The future of payments

Greenwood says the two giants have little reason to immediately overhaul their technology while they continue to see strong earnings and a dominant market position.

“You can’t take a Volkswagen Kombi van from the 1960s and easily turn it into a Formula One car that Lewis Hamilton would race,” he says. “They would also be cannibalising their own revenue streams and destroying a lot of their own business if they did so.”

But they are under pressure. Not just from challengers like Volt but politicians, too. A government-backed review last November called for more competition in the payments market and innovation among firms to build an alternative to the UK’s “clunky” Faster Payment Service, which has put it “at risk of falling behind” international rivals.

“Governments and central banks no longer want to be reliant on American infrastructure or American companies,” Greenwood says. “They increasingly see payment architecture as national infrastructure, like healthcare or anything else.”

Volt is betting on open banking to spearhead the revolution. The term refers to financial institutions sharing and using data for the creation of new products. For payments, the technology can enable new routes between customers’ bank accounts and retailers that bypass card networks.

Volt has partnered with the likes of Shopify and Worldpay to enable account-to-account payments for their merchants. The process is faster than using a card because the payment is executed directly from a customer’s bank account.

Greenwood also argues that it’s safer. “You authorise it from inside your own banking environment, so someone has got to be able to either hack the bank or unlock your phone, get into your bank app and provide your face ID to confirm a transaction,” he says.

Open banking domination

More than 75 countries have rolled out domestic networks for real-time bank payments, but Britain has lagged behind others in making open banking the norm.

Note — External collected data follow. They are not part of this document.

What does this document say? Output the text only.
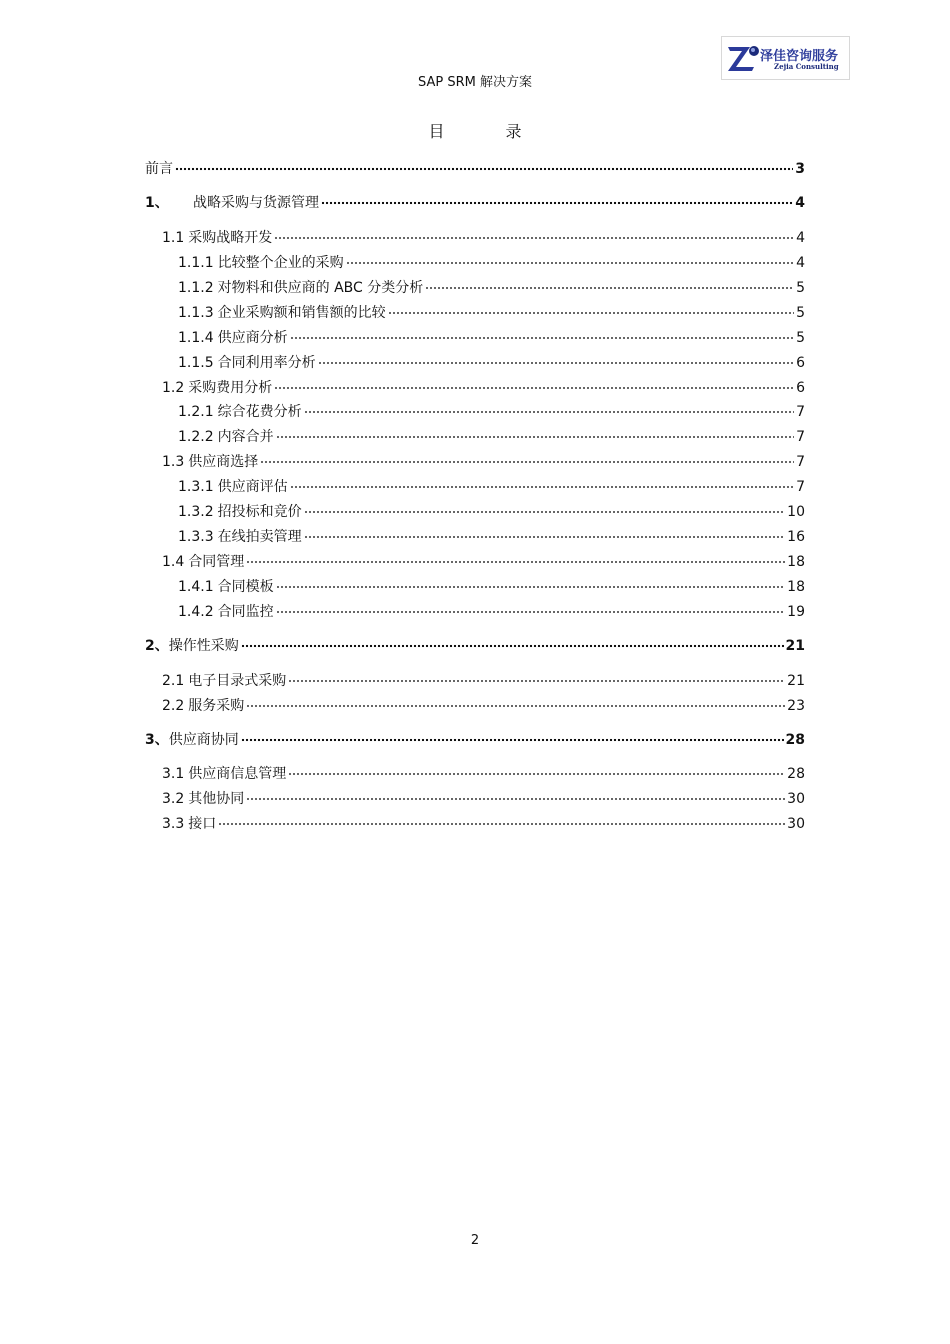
泽佳咨询服务
Zejia Consulting
SAP SRM 解决方案
目 录
前言	3
1、	战略采购与货源管理	4
1.1 采购战略开发	4
1.1.1 比较整个企业的采购	4
1.1.2 对物料和供应商的 ABC 分类分析	5
1.1.3 企业采购额和销售额的比较	5
1.1.4 供应商分析	5
1.1.5 合同利用率分析	6
1.2 采购费用分析	6
1.2.1 综合花费分析	7
1.2.2 内容合并	7
1.3 供应商选择	7
1.3.1 供应商评估	7
1.3.2 招投标和竞价	10
1.3.3 在线拍卖管理	16
1.4 合同管理	18
1.4.1 合同模板	18
1.4.2 合同监控	19
2、 操作性采购	21
2.1 电子目录式采购	21
2.2 服务采购	23
3、 供应商协同	28
3.1 供应商信息管理	28
3.2 其他协同	30
3.3 接口	30
2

“It already is the norm in Brazil, China and India. In the BRIC nations, it’s already not only implemented, but it’s dominant,” Greenwood says.

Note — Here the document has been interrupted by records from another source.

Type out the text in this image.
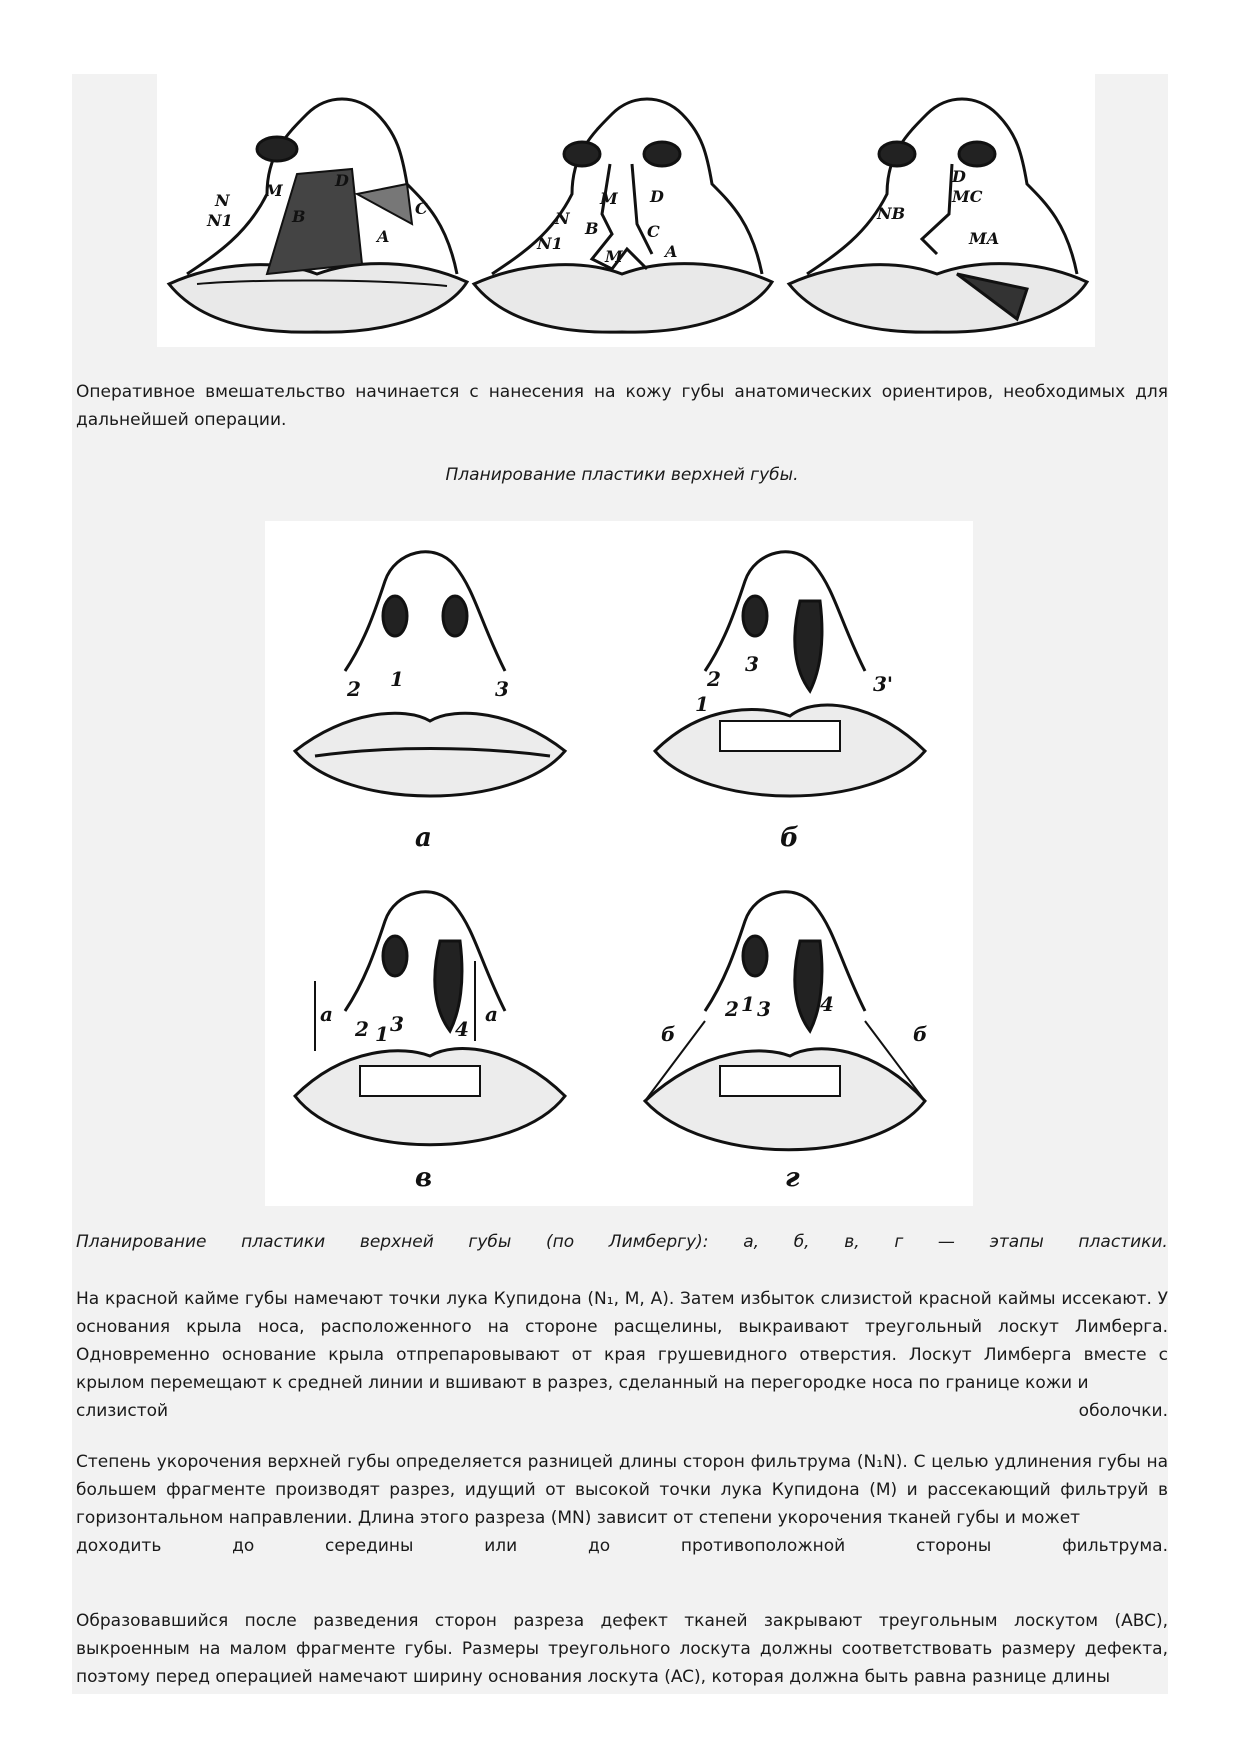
N
M
D
N1	B	C
A
M D
N
C
N1
B
M	A
D
NB
MC
MA
Оперативное вмешательство начинается с нанесения на кожу губы анатомических ориентиров, необходимых для дальнейшей операции.
Планирование пластики верхней губы.
2 1	3
а
2
3
1
3'
б
а
2 1 3	4
а
в
б
2 1 3 4
б
г
Планирование пластики верхней губы (по Лимбергу): а, б, в, г — этапы пластики.
На красной кайме губы намечают точки лука Купидона (N₁, M, A). Затем избыток слизистой красной каймы иссекают. У основания крыла носа, расположенного на стороне расщелины, выкраивают треугольный лоскут Лимберга. Одновременно основание крыла отпрепаровывают от края грушевидного отверстия. Лоскут Лимберга вместе с крылом перемещают к средней линии и вшивают в разрез, сделанный на перегородке носа по границе кожи и
слизистой	оболочки.
Степень укорочения верхней губы определяется разницей длины сторон фильтрума (N₁N). С целью удлинения губы на большем фрагменте производят разрез, идущий от высокой точки лука Купидона (M) и рассекающий фильтруй в горизонтальном направлении. Длина этого разреза (MN) зависит от степени укорочения тканей губы и может
доходить	до	середины	или	до	противоположной	стороны	фильтрума.
Образовавшийся после разведения сторон разреза дефект тканей закрывают треугольным лоскутом (ABC), выкроенным на малом фрагменте губы. Размеры треугольного лоскута должны соответствовать размеру дефекта, поэтому перед операцией намечают ширину основания лоскута (AC), которая должна быть равна разнице длины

“Britain’s been a modern industrialised economy for longer. Cards were the best way to do things in the 1960s, 70s and 80s, and so because of that, we’re deeply entrenched in them. It didn’t happen in a big way in some other countries, so they’ve been able to jump straight to the future.”

Closer to home, Greenwood lauds the Netherlands’ iDEAL system. Launched in 2005, it was used for 83 per cent of the country’s ecommerce transactions in 2021.

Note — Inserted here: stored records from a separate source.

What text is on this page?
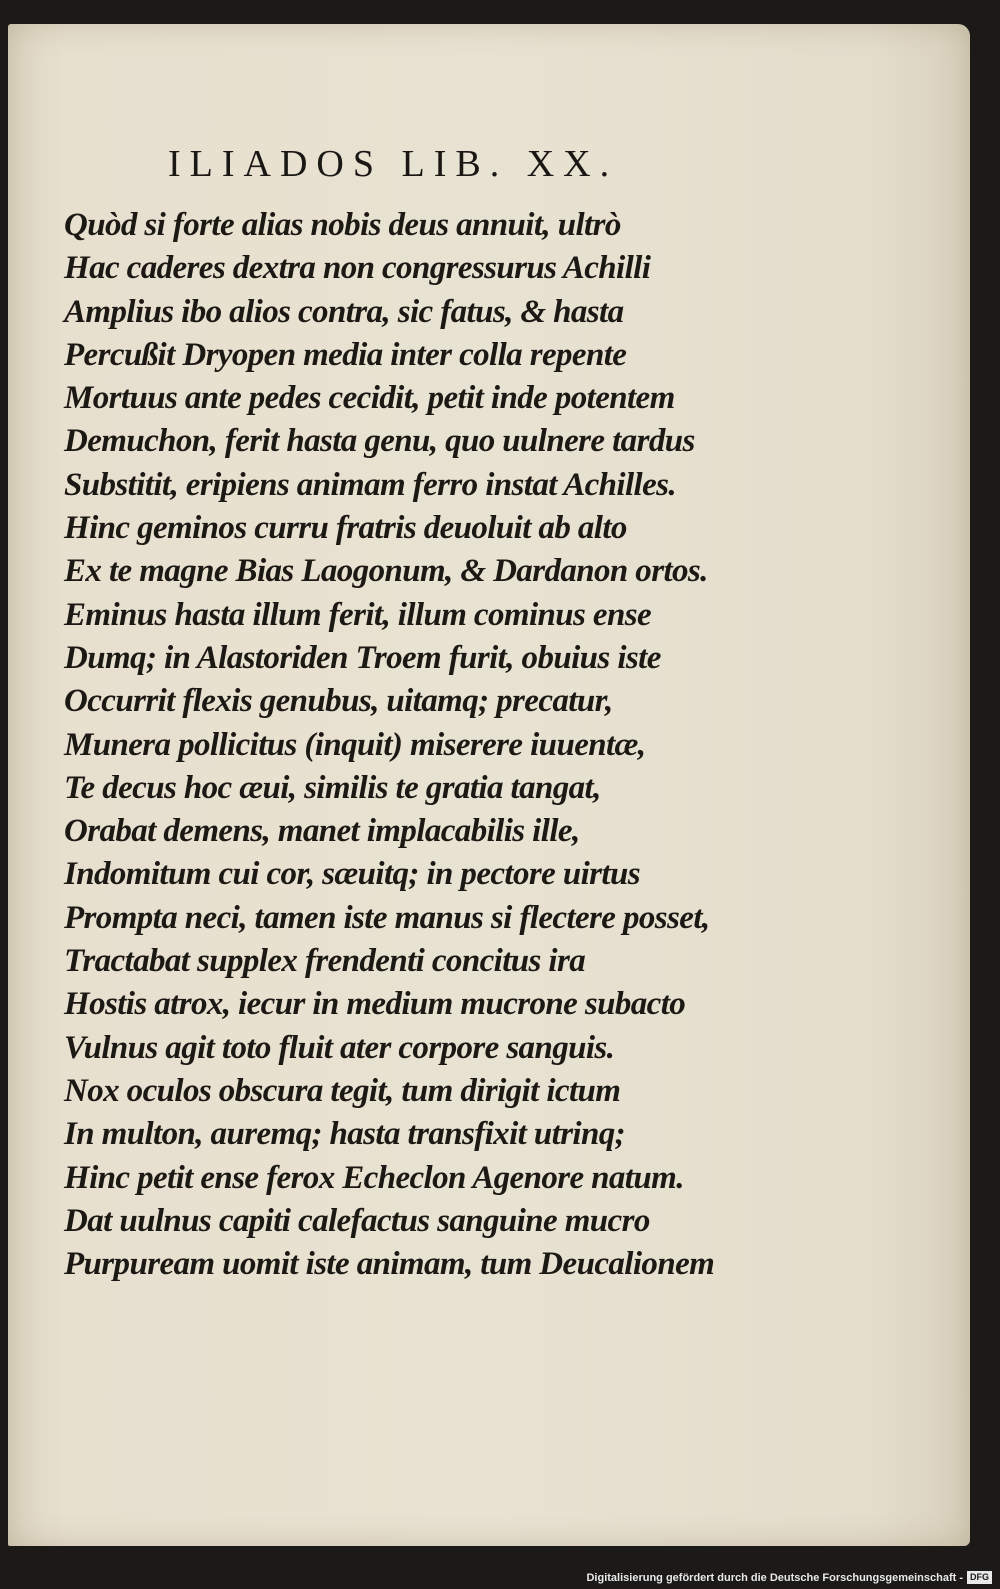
ILIADOS LIB. XX.
Quòd si forte alias nobis deus annuit, ultrò
Hac caderes dextra non congressurus Achilli
Amplius ibo alios contra, sic fatus, & hasta
Percußit Dryopen media inter colla repente
Mortuus ante pedes cecidit, petit inde potentem
Demuchon, ferit hasta genu, quo uulnere tardus
Substitit, eripiens animam ferro instat Achilles.
Hinc geminos curru fratris deuoluit ab alto
Ex te magne Bias Laogonum, & Dardanon ortos.
Eminus hasta illum ferit, illum cominus ense
Dumq; in Alastoriden Troem furit, obuius iste
Occurrit flexis genubus, uitamq; precatur,
Munera pollicitus (inquit) miserere iuuentæ,
Te decus hoc æui, similis te gratia tangat,
Orabat demens, manet implacabilis ille,
Indomitum cui cor, sæuitq; in pectore uirtus
Prompta neci, tamen iste manus si flectere posset,
Tractabat supplex frendenti concitus ira
Hostis atrox, iecur in medium mucrone subacto
Vulnus agit toto fluit ater corpore sanguis.
Nox oculos obscura tegit, tum dirigit ictum
In multon, auremq; hasta transfixit utrinq;
Hinc petit ense ferox Echeclon Agenore natum.
Dat uulnus capiti calefactus sanguine mucro
Purpuream uomit iste animam, tum Deucalionem
Digitalisierung gefördert durch die Deutsche Forschungsgemeinschaft - DFG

“As some maturity comes to the product, as it starts becoming more familiar, it will very quickly rise up,” Greenwood says, expecting a major realignment within the next five to 10 years.

When it comes to Volt’s own future, Greenwood says an IPO could be a possibility but that the firm is “still in start-up and scale-up mode”.

One of Volt’s main European rivals, Tink, took a different exit strategy when it was acquired by none other than Visa in 2022 for €1.8bn (£1.5bn).